For the pretreatment of the lake water sample, a dilution method was used, which was simple and less time-consuming. Considering the more complex water environment that may be encountered in practical application, at least 1-fold dilution is required when processing lake water samples. PR boiling point was 135 °C, and the recovery of PR in the sample was found to be low when extracted with organic solvent and concentrated, which was inferred to volatilize PR when organic solvent evaporated. Therefore, the extraction method for PR in soil and rice should be diluted in PBS containing 5% methanol for extraction.
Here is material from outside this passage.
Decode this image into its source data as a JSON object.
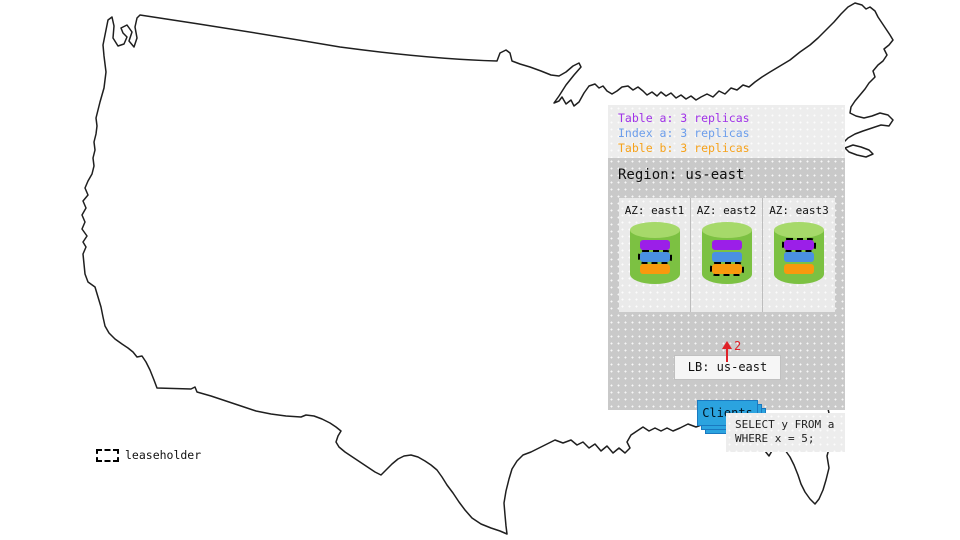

The OD values of 20 blank samples were measured for lake water, rice, and soil, respectively, and the concentration of PR in the blank samples was calculated based on the standard curve of the PR/114 antibody ic-ELISA to calculate the LOD and LOQ for each sample. The results are shown in

Table 2. The recovery rate of PR in three samples.

Samples	LOD (μg/L)	LOQ (μg/L)	Spiked (µg/L)	Recovery (C ± SD, %, n = 15)	Coefficient of Variation (CV) (%, n = 15)
Lake water	4.83	10.13	10.00	89.7 ± 8.3	9.3
			20.00	85.9 ± 7.0	8.1
			40.00	83.9 ± 8.0	9.5
Rice	3.04	5.68	10.00	81.3 ± 2.5	3.1
			20.00	91.3 ± 3.0	3.3
			40.00	78.3 ± 2.3	2.9
Soil	2.37	4.46	10.00	86.5 ± 4.2	4.8
			20.00	84.4 ± 2.3	2.7
			40.00	86.6 ± 4.3	5.0

. The limits of detection for PR in lake water, rice, and soil were 2.37~4.83 μg/L and the limits of quantification were 4.46~10.13 μg/L. The average recoveries in the three samples were 78.3~91.3% and the coefficients of variation were less than 9.5%.

3.6.2. Comparison of Ic-ELISA and HPLC

The results of the ic-ELISA and HPLC determination of lake water were detailed in

Table 3. Results of ic-ELISA and HPLC assay (Lake water).

Spiked (μg/kg)	ic-ELISA (n = 5, μg/kg)	ic-ELISA Recovery (%)	HPLC (n = 5, μg/kg)	HPLC Recovery (%)
50	41.22	82.4	42.39	84.8
100	93.45	93.5	87.48	87.5
200	172.33	86.2	168.43	84.2
400	376.22	94.1	323.92	81.0
800	769.53	96.2	693.82	86.7

, with recoveries ranging from 81.0% to 96.2% for both methods. As shown in Figure 7, the correlation between ic-ELISA and HPLC was good and the linear correlation coefficient was R² = 0.9913. The results indicated that the ic-ELISA method established in this study can be used as a reliable tool for the detection of PR in real samples.

4. Conclusions

In this study, a monoclonal antibody with enhanced sensitivity and specificity towards PR was prepared with an IC₅₀ of 31.47 μg/L, while showing no cross-reactivity with other chloroacetamide herbicides. An ic-ELISA method has been developed for the detection of PR residues in the environment and cereals, with a linear range of 6.25~100 μg/L. The LOD of PR in lake water, rice, and soil samples were 2.37~4.83 μg/L and the LOQ were 4.46~10.13 μg/L, the recoveries were 78.3~91.3% with the coefficients of variation less than 9.5%. The method was confirmed by HPLC, confirming the reliability of the ic-ELISA was reliable. We have provided a more sensitive method of detecting PR in the environment, and a new way of monitoring environmental safety that was scientifically important and market value.